Monthly Notes
Labor Notes: April, 2012
Labor Notes
April, 2012
On March 13th, the folks at AFL-CIO made it official – they support Barack Obama’s re-election bid. They also vowed to make their biggest election effort ever, promising to turn out at least 400,000 union members to knock on doors “to counter the well-endowed ‘super PACs’ backing Republicans,” reports the New York Times. “The same Supreme Court ruling in 2010 that set the stage for these political action committees to accept unlimited donations also allowed unions to send their foot soldiers to visit not just union members at home, but also voters who do not belong to unions — a move expected to increase labor’s political clout significantly in this year’s elections.” Labor leaders are vowing to spend as much as $400 million this election cycle on races at all levels, the vast majority of such sum will doubtless go to Democrats.
The late Andrew Breitbart’s (R.I.P.) website Breitbart.com reported in March that it had obtained exclusive tape of an Occupy Strategy Session at New York University, an event called “The Abolition of Capitalism.” One of the main speakers at this strategy session of the Occupy Movement was Stephen Lerner, a former leader and International Board Member of the Service Employees International Union (SEIU). According to Breitbart.com, “Lerner argued in favor of people not paying their mortgages and ‘occupying’ their homes; he spoke in favor of invading annual shareholders meetings to shut them down. But his big goal was to get workers to shut down their workplaces.” Unions and Occupy – two peas in an anti-liberty pod.
An interesting addendum to this month’s excellent Labor Watch by Cheryl Chumley: In February the U.S. Postal Service announced that the Hare’s Corner mail processing and distribution center near Wilmington, Delaware would be spared in the most recent round of postal facility closings across the mid-Atlantic. The result is that hundreds of U.S.P.S. jobs will remain in Delaware. In – ahem – unrelated news, U.S. Senator from Delaware Tom Carper (D) sits on the powerful Senate Committee on Homeland Security and Government Affairs, which oversees the Postal Service.
It looks like Wisconsin Gov. Scott Walker is in for the fight of his life in this coming summer’s union-instigated recall election. A recent Public Policy Polling survey finds Wisconsin voters evenly split on the recall, 49 percent to 49 percent. Walker’s approval rating stands at an alarming 47 percent.
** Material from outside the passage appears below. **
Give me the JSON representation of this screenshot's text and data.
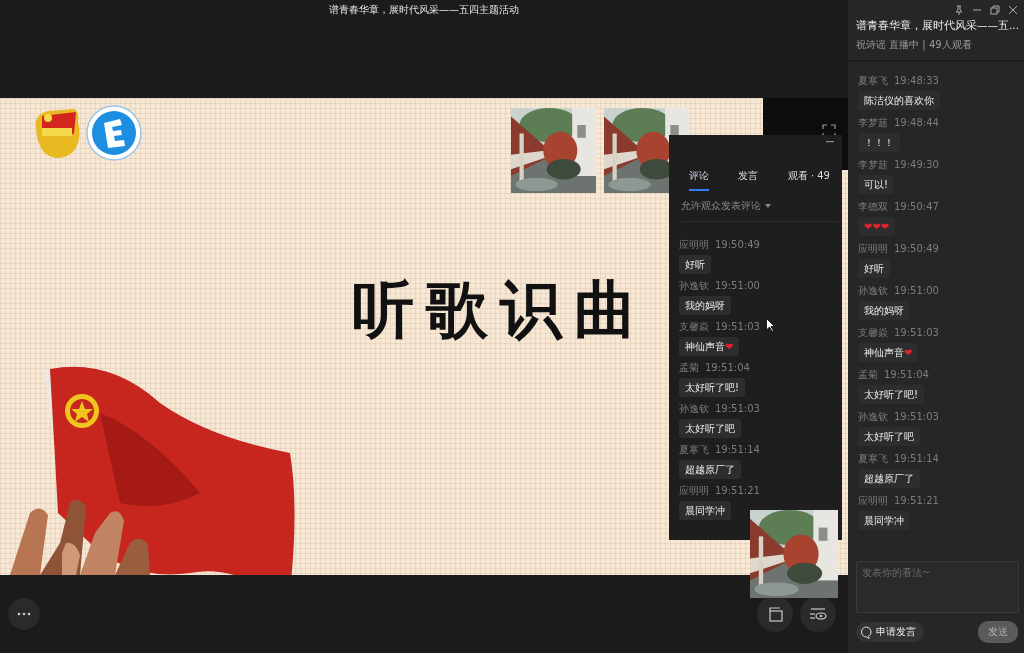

Walker’s won’t be the only hotly contested election this summer. A power struggle is brewing at the highest echelons of the 1.6 million-member American Federation of State, County, and Municipal Employees (AFSCME), one of the largest and most powerful labor organizations in the country. Danny Donohue, president of the New York State Civil Service Employees Association, and union Secretary-Treasurer Lee Saunders are competing to succeed retiring AFSCME President Gerry McEntee. At stake: The future of AFSCME’s political giving. AFSCME is expected to spend upwards of $100 million in the 2012 election cycle. But Donohue is promising to refocus the union’s political cash more on state and local races. “We may still spend the overall dollars, but we may not spend them where we are spending them now,” Donohue told The Huffington Post.
More labor leaders for communism: America’s biggest maritime union, The International Longshoremen’s Association, has presented Chinese Premier Wen Jiabao with an award honoring him as the “Best Friend of American Worker” for his “…great contributions in creating more job opportunities for U.S. workers.”